Weil plötzlich der Frontflügel wegfliegt, schlägt Nico Hülkenberg in Ungarn heftig in einem Reifenstapel ein. Der Team-Geschäftsführer hat die Randsteine im Verdacht.

Force India arbeitet mit Hochdruck an der Aufarbeitung des Unfallhergangs von Nico Hülkenberg beim Großen Preis von Ungarn.

Der Rheinländer verlor in der 43. Runde auf einmal seinen Frontflügel und raste anschließend in einen Reifenstapel. Hülkenberg überstand den Crash  unverletzt, die Unfallursache ist jedoch noch nicht abschließend geklärt.

Schon beim Freitagstraining hatte sich Hülkenbergs Teamkollege Sergio Perez spektakulär überschlagen, nachdem er zu hart über die Randsteine gefahren war.

Force-India-Geschäftsführer Otmar Szafnauer vermutet, dass die Kerbs auf dem Hungaroring auch für Hülkenbergs Crash am Sonntag zumindest teilweise ursächlich waren.

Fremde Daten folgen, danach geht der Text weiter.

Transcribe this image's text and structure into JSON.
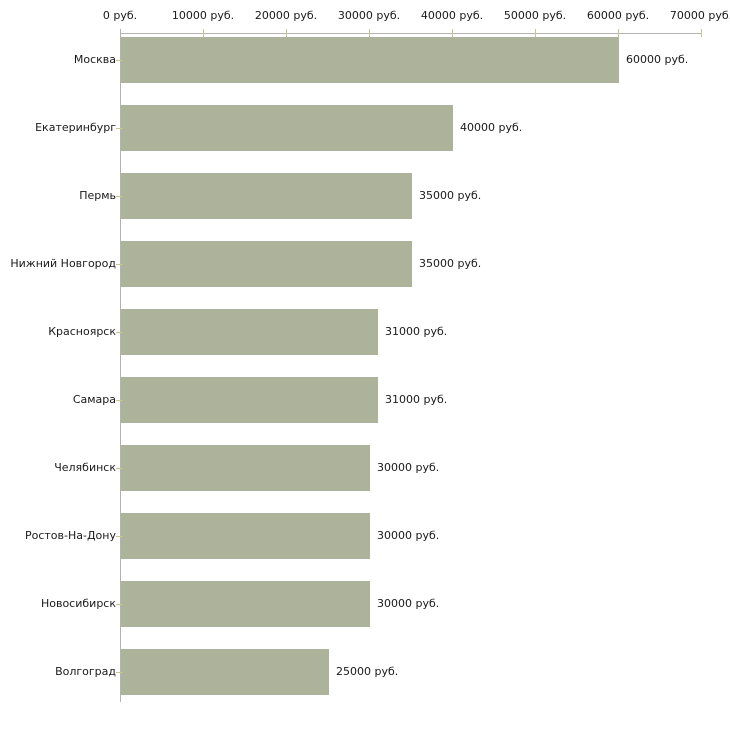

"Wir untersuchen gerade, wie und warum es dazu kam. Ich denke, es hat etwas mit der ungewöhnlichen Beschaffenheit der Kerbs hier zu tun. Das ist der einzige Kurs mit solchen Kerbs. Auch Ferrari hatte ein Problem mit dem Frontflügel, als bei Kimi Räikkönen ein Kameragehäuse abgefallen ist ", sagte Szafnauer bei Autosport.com.

Er mahnte Verbesserungen an der Strecke an, betonte aber auch, dass sein Team nach Lösungen für das Problem suchen werde.

"So etwas wie hier hatten wir noch nie", sagte der 50-Jährige. "Das ist hart für uns. Denn das Auto ist wirklich schneller geworden."

Hülkenberg war auf einem guten Weg zu seiner vierten Punkteplatzierung in Folge, als er durch den unverschuldeten Unfall das Rennen beenden musste.